A steady customer base has been crucial for Cathedral Candle, but that’s not been the only factor in its long-term stability. Tried-and-true systems for sales and production, including a prayerful and mission-centered approach in the factory, have been key as well.
Cathedral still uses machinery made more than 80 years ago to the specifications of Jacob Steigerwald, a German immigrant who learned the trade before hanging his shingle. When parts wear out, the company hires a machinist to custom-manufacture new ones. But that does not happen very often.
“The nice thing about working with wax is it’s not an abrasive material,” Mark Steigerwald said. “So the equipment holds up quite well.”
Because Cathedral Candle offers more than 2,000 distinct units in its catalogue, not everything can be mass-produced in molds by machines. The less commonly ordered candles are still dipped by hand. When they’re ready for decoration, they’re delivered to a workspace shared by six Roman Catholic women who regard what they do as an offering to God.
Dominica Oliveri leads the decorating team.
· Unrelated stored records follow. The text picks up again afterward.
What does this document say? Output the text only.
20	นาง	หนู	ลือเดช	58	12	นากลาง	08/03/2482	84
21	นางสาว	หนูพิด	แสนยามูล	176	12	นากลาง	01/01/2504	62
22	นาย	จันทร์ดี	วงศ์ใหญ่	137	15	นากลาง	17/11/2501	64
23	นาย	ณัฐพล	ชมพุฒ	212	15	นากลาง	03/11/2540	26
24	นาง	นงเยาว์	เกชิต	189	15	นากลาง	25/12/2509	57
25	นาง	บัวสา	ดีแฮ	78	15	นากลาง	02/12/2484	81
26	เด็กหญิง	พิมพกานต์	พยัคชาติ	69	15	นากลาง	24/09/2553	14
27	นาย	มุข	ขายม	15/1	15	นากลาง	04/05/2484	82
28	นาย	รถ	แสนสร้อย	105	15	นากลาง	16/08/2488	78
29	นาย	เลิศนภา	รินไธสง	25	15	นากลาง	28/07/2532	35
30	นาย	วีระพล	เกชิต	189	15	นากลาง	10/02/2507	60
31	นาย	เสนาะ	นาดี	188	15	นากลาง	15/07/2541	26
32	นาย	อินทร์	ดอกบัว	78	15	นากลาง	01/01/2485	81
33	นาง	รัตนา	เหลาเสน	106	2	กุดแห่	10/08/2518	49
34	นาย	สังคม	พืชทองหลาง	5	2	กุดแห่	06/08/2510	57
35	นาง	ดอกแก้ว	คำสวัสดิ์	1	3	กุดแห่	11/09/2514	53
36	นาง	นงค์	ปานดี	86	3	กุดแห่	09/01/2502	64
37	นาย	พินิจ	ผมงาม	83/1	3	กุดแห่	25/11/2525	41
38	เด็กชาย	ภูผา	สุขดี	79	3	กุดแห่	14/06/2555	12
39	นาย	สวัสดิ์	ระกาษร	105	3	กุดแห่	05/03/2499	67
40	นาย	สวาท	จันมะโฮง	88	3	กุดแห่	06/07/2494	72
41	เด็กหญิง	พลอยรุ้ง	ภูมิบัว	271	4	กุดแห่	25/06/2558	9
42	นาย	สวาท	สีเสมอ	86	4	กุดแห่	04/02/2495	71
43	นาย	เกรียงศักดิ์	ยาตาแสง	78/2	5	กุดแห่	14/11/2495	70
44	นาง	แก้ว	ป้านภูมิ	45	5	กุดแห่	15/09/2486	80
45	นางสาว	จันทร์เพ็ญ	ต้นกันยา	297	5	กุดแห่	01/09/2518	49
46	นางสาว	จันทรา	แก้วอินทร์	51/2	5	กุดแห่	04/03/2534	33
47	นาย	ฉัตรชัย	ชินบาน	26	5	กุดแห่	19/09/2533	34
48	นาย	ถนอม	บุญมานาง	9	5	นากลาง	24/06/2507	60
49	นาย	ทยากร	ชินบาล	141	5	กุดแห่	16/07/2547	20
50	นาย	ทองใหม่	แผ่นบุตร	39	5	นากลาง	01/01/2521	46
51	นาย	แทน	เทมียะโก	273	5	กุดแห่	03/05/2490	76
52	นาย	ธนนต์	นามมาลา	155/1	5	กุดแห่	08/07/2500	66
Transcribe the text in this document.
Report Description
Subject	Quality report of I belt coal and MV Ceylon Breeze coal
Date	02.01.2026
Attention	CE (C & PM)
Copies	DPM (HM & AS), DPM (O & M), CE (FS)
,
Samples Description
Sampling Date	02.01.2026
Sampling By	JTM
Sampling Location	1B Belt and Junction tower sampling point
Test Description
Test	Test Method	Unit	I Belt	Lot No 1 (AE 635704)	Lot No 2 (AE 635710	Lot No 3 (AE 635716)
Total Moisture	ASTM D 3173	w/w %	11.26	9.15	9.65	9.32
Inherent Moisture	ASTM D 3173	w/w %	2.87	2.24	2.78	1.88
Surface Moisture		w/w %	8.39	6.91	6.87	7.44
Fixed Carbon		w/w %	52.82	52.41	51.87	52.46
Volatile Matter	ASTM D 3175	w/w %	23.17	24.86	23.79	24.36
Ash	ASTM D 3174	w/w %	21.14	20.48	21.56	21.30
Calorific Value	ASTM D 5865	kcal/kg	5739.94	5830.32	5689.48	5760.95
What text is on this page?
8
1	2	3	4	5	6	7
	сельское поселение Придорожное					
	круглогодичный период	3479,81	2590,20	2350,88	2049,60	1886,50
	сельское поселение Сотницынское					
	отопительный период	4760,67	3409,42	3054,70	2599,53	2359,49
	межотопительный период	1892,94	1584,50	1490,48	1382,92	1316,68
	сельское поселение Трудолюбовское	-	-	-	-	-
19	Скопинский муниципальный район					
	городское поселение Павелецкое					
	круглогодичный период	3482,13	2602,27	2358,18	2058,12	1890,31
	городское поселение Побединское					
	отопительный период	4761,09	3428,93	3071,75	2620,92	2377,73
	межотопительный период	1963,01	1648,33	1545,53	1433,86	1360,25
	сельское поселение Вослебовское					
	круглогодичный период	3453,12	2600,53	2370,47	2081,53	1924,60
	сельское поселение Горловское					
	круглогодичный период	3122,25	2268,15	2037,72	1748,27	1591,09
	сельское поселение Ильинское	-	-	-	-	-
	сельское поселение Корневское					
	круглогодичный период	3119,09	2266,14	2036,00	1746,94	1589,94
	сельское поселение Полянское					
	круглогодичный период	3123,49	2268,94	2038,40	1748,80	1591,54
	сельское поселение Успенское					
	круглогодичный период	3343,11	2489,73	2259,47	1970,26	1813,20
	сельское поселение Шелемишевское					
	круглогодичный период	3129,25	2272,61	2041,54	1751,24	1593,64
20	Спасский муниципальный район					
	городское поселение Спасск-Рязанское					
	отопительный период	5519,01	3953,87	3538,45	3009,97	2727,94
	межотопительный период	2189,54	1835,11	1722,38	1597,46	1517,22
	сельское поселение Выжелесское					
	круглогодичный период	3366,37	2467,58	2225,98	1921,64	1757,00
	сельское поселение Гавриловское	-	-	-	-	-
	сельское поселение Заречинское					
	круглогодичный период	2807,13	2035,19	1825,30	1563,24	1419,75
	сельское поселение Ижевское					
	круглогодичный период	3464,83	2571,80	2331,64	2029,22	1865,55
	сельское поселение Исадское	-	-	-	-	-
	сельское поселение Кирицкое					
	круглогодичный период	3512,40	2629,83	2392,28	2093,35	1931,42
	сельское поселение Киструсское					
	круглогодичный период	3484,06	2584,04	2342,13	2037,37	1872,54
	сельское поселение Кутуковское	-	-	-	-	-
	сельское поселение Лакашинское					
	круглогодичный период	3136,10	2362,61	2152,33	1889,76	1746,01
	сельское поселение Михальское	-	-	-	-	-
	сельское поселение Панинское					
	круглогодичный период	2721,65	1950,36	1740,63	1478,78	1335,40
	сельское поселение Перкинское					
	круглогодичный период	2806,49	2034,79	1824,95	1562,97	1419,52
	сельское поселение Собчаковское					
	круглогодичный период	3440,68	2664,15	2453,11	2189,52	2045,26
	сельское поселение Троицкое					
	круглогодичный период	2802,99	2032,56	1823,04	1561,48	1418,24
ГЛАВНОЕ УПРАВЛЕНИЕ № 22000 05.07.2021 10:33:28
She’s worked for Cathedral Candle for 20 years, almost since she first arrived in the United States from Italy. She loves worshiping at St. Mary’s of the Assumption Church in Baldwinsville and seeing her handiwork on the altar. She’ll sometimes lean over and tell the person beside her: “I made that one.”
“I know it’s for God, so I work so hard,” she said. “I will do everything, making sure all of the work gets done.”
It’s work that brings milestones of satisfaction. Oliveri recalls spending extra hours last year weaving silver leaf and gold leaf that would adorn custom candles for Pope Francis’s visit to the United States. She beamed with pride when Masses were televised with her team’s candles on the Holy Father’s altar.
“I called my family in Italy, my kids,” she said. “I said to them, ‘Go watch the TV.’” Consistency in location has enhanced Cathedral Candle’s stability across the decades. The facility is in a neighborhood that’s long drawn immigrants — first from Germany, then Italy and Southeast Asia — and offers them an employment opportunity. More than half of the company’s employees live close enough that they can walk to work, Mark Steigerwald said.
Once candles are finished, they’re sold through a network of distributors who call on congregations individually and maintain business relationships that span generations. Tonini Church Supply Company in Louisville has sold Cathedral Candle wares for more than 100 years.
“We’ve got five generations of Toninis that have been working here,” said Richard Tonini, co-owner of his family’s distributorship. Tonini’s five-generation partnership with Cathedral Candle, Tonini said, testifies to their mutual regard for the church and their respective families’ histories in enterprise.
In candle-making as in other industries, adaptation to change and challenge has been necessary for survival. Hi-tech tools now track inventory and keep production on track. New machinery hums alongside the old. Yet it’s largely because some things do not change that Cathedral Candle can give thanks for its solid 21st-century business.
“The church is changing, and the world is changing,” said May Sherrod, a longtime member of the altar guild at Church of the Good Shepherd in Raleigh. “But there will always be candles as far as the Episcopal Church is concerned.”